Karena hukum mempunyai fungsi untuk memberikan keadilan atau
- .
perlindungan terhadap kepentingan manusia. Hal ini terlihat pada kepala putusan yang menyatakan “Demi Keadilan Berdasarkan KeTuhanan Yang
Maha Esa.” Oleh karena itu, hukum harus dilaksanakan agar kepentingan manusia tersebut dapat terlindungi. Dalam pelaksanannya, hukum terkadang
berlangsung secara normal dan damai, akan tetapi terkadang juga terjadi pelanggaran-pelanggaran hukum dalam prakteknya. Dalam hal ini, hukum
yang dilanggar harus ditegakkan dalam penegakan hukum karena penegakan hukum ini menyangkut kegiatan penindakan terhadap segala pelanggaran atau
penyimpangan terhadap perundang-undangan melalui proses peradilan. Ada tiga unsur yang harus diperhatikan dalam menegakkan hukum yaitu:
kepastian hukum, kemanfaatan dan keadilan. Setiap orang mengharapkan dapat ditetapkannya hukum dalam hal terjadi masalah atau sengketa karena
hukum harus dilaksanakan dan ditegakkan, dengan adanya kepastian hukum maka masyarakat akan merasa lebih aman dan sejahtera. Dari pelaksanaan
atau penegakan hukum masyarakat mengharapkan manfaat karena dalam pelaksanaan atau penegakan hukum harus adil. Lain halnya dengan hukum
atau peraturan perundang-undangan yang dibuat tidak mencakup seluruh perkara yang timbul dalam masyarakat, sehingga menyulitkan aparat penegak
hukum dalam hal ini adalah hakim dalam menyelesaikan suatu perkara. Adakalanya hakim dihadapkan dengan suatu masalah yang belum ada hukum
atau peraturan perundang-undangan untuk menyelesaikan masalah yang bersangkutan. Dengan menggunakan metode penafsiran hakim atau ijtihad
para ulama dalam kitab fikih klasik hakim diharapkan dapat menyelesaikan masalah dengan cara menganalogikannya.

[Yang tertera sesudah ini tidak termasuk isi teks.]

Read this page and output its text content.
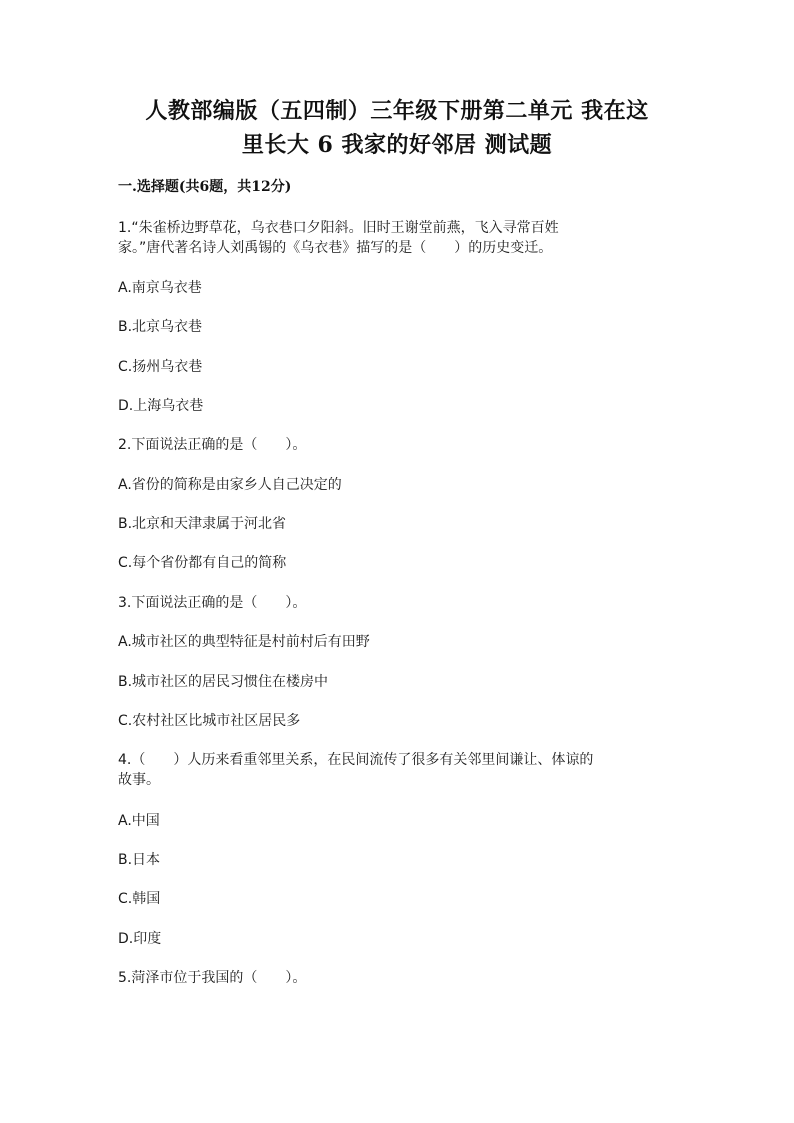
人教部编版（五四制）三年级下册第二单元 我在这
里长大 6 我家的好邻居 测试题
一.选择题(共6题，共12分)
1.“朱雀桥边野草花，乌衣巷口夕阳斜。旧时王谢堂前燕，飞入寻常百姓
家。”唐代著名诗人刘禹锡的《乌衣巷》描写的是（　　）的历史变迁。
A.南京乌衣巷
B.北京乌衣巷
C.扬州乌衣巷
D.上海乌衣巷
2.下面说法正确的是（　　）。
A.省份的简称是由家乡人自己决定的
B.北京和天津隶属于河北省
C.每个省份都有自己的简称
3.下面说法正确的是（　　）。
A.城市社区的典型特征是村前村后有田野
B.城市社区的居民习惯住在楼房中
C.农村社区比城市社区居民多
4.（　　）人历来看重邻里关系，在民间流传了很多有关邻里间谦让、体谅的
故事。
A.中国
B.日本
C.韩国
D.印度
5.菏泽市位于我国的（　　）。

Segenap pertimbangan putusan hakim diatas hanya menggunakan konsep perundang-undangan tidak lagi kitab fikih digunakan sebagai sumber
rujukan pada putusan cerai talak. Hal ini sangat disayangkan mengingat syarat menjadi seorang hakim adalah dapat membaca kitab kuning artinya
seorang hakim dituntut untuk bisa memahami isi dari kitab-kitab fikih klasik hasil para ijtihad ulama agar hakim di Pengadilan Agama dapat berijtihad
berdasarkan kitab fikih dalam membuat pertimbangan putusan dan lebih menggali lagi dari hukum yang telah ada, tidak dengan semata-mata hanya
merujuk kepada perundang-undangan yang berlaku di Indonesia saja, dengan tidak diterapkannya kembali kitab fikih dalam pertimbangan putusan maka
hakim di Pengadilan Agama Jakarta Selatan
tidak lagi membuat pertimbangan selain dari peraturan perundang-undangan atau ijtihad baru dan
hakim hanya lebih menerapkan aturan dari yang telah ada.